Conventional Model-Finding

It's a well-known result that first-order model-finding is undecidable (see Gödel's incompleteness theorem). As a consequence, any practical model-finding algorithm must resort to some notion of bound on the search space of models to guarantee termination. Conventional model-finders, such as Kodkod, MACE, and Paradox, assume a bound on the size of the domain of models to be found. This assumption makes it possible to translate the input first-order theory 𝓣 to a propositional formula 𝓟 up to the give bound. This process is known as propositionalization. Next, the model-finder utilizes a SAT solver to find solutions for 𝓟. Intuitively speaking, one might think of the propositionalization step as the process of enumerating all potential models of the initial first-order formula where each propositional variable in 𝓟 represents a fact in first-order models of 𝓣. The job of the SAT solver is to find solutions to 𝓟, corresponding to images of first-order models for 𝓣. Finally, the model-finder maps the solutions to the SAT problem back to models of the original first-order theory 𝓣.
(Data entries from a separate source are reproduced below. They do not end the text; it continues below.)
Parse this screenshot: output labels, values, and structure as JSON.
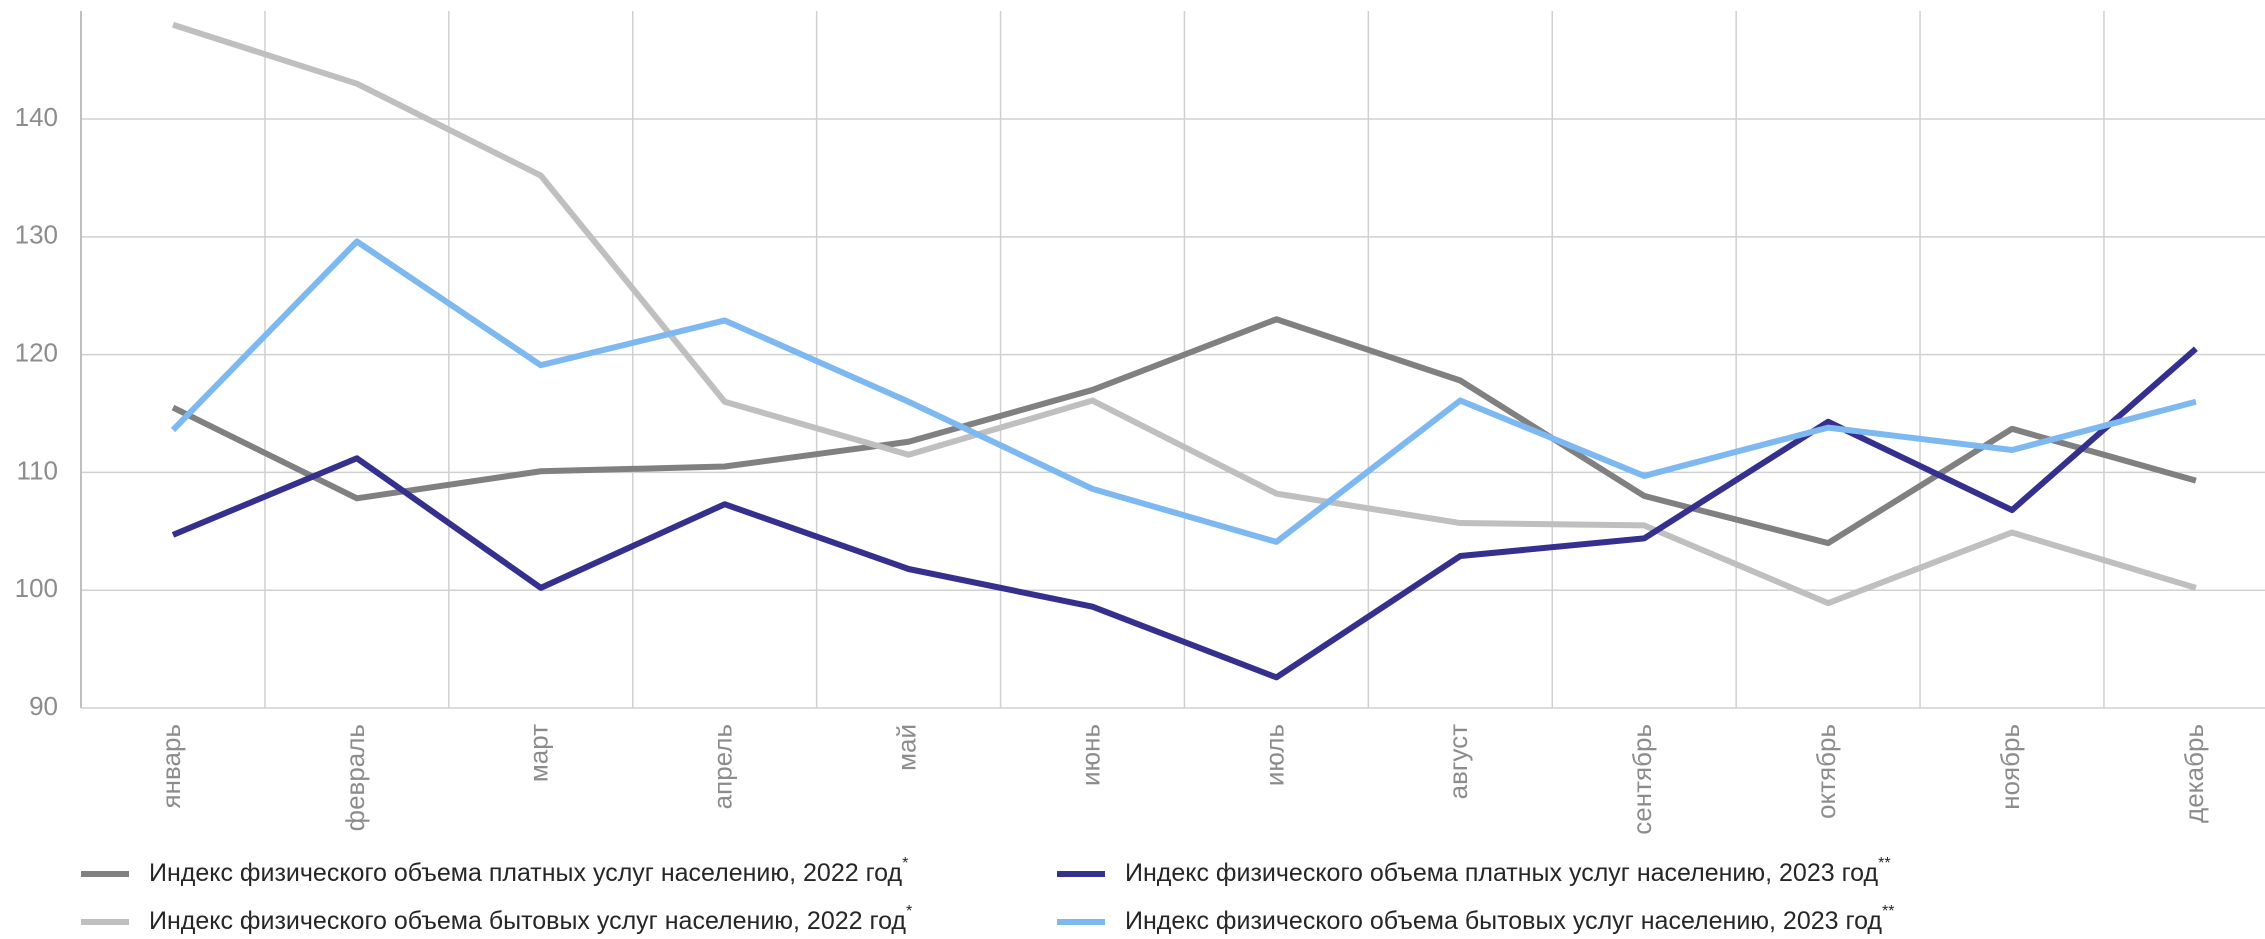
{
  "chart_data": {
    "type": "line",
    "categories": [
      "январь",
      "февраль",
      "март",
      "апрель",
      "май",
      "июнь",
      "июль",
      "август",
      "сентябрь",
      "октябрь",
      "ноябрь",
      "декабрь"
    ],
    "series": [
      {
        "name": "Индекс физического объема платных услуг населению, 2022 год",
        "footnote_mark": "*",
        "color": "#808080",
        "values": [
          115.5,
          107.8,
          110.1,
          110.5,
          112.6,
          117.0,
          123.0,
          117.8,
          108.0,
          104.0,
          113.7,
          109.3
        ]
      },
      {
        "name": "Индекс физического объема бытовых услуг населению, 2022 год",
        "footnote_mark": "*",
        "color": "#bfbfbf",
        "values": [
          148.0,
          143.0,
          135.2,
          116.0,
          111.5,
          116.1,
          108.2,
          105.7,
          105.5,
          98.9,
          104.9,
          100.2
        ]
      },
      {
        "name": "Индекс физического объема платных услуг населению, 2023 год",
        "footnote_mark": "**",
        "color": "#35308e",
        "values": [
          104.7,
          111.2,
          100.2,
          107.3,
          101.8,
          98.6,
          92.6,
          102.9,
          104.4,
          114.3,
          106.8,
          120.5
        ]
      },
      {
        "name": "Индекс физического объема бытовых услуг населению, 2023 год",
        "footnote_mark": "**",
        "color": "#7db8f0",
        "values": [
          113.6,
          129.6,
          119.1,
          122.9,
          116.0,
          108.6,
          104.1,
          116.1,
          109.7,
          113.8,
          111.9,
          116.0
        ]
      }
    ],
    "ylim": [
      90,
      149
    ],
    "yticks": [
      90,
      100,
      110,
      120,
      130,
      140
    ],
    "grid": true
  }
}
For example, consider the following specification of a conventional list in functional programming languages:

// Every list `x` is `'nil` or points to a `next` list:
∀ x . List(x) → x = 'nil ∨ ∃ y. next(x) = y and List(y);

// The `next` of a list is its sublist:
∀ x, y. next(x) = y → Sublist(x, y);
// The `next` of a sublist is itself a sublist:
∀ x, y, z. Sublist(x, y) ∧ next(y) = z → Sublist(x, z);

// `'nil` never point to a `next` list:
~∃ x. next('nil) = x;
// A list cannot be its own sublist (no cycles):
~∃ x. Sublist(x, x);

// `'my_list` is a list:
List('my_list);

The first five formulae of this theory describe the list data structure and the last formula asks for models with a list, namely 'my_list. Given a bound of 4 on the size of the models, a conventional model-finder queries the underlying SAT solver for solutions consisting of 1, 2, 3, or 4 elements (e.g., lists) that satisfy the theory. Consequently, the model-finder may spit out solutions such as the following (○, ●, and ⟶ respectively denote the 'nil list, a non-empty list, and the next function):

  • 'my_list of length 0 (i.e., the 'nil list):

    'my_list:  ◯

  • 'my_list of length 1 (a node pointing to 'nil):

    'my_list:  ⬤➝◯

  • 'my_list of length 2:

    'my_list:  ⬤➝⬤➝◯

  • Two lists ('my_list and an unnamed list) of length 1:

    'my_list:   ⬤➝◯
    (unnamed):  ⬤➝◯

  • 'my_list of length 3 and a (unnamed) list of length 0:

    'my_list:   ⬤➝⬤➝⬤➝◯
    (unnamed):  ◯

A key take-away is that the input bound on the model size does not only guarantee termination, but also is necessary to make propositionalization generally possible.

Note: Certain classes of first-order formulae including the Bernays–Schönfinkel–Ramsey class, also known as the effectively propositional (EPR) class, may be translated into propositional logic without an explicit search bound.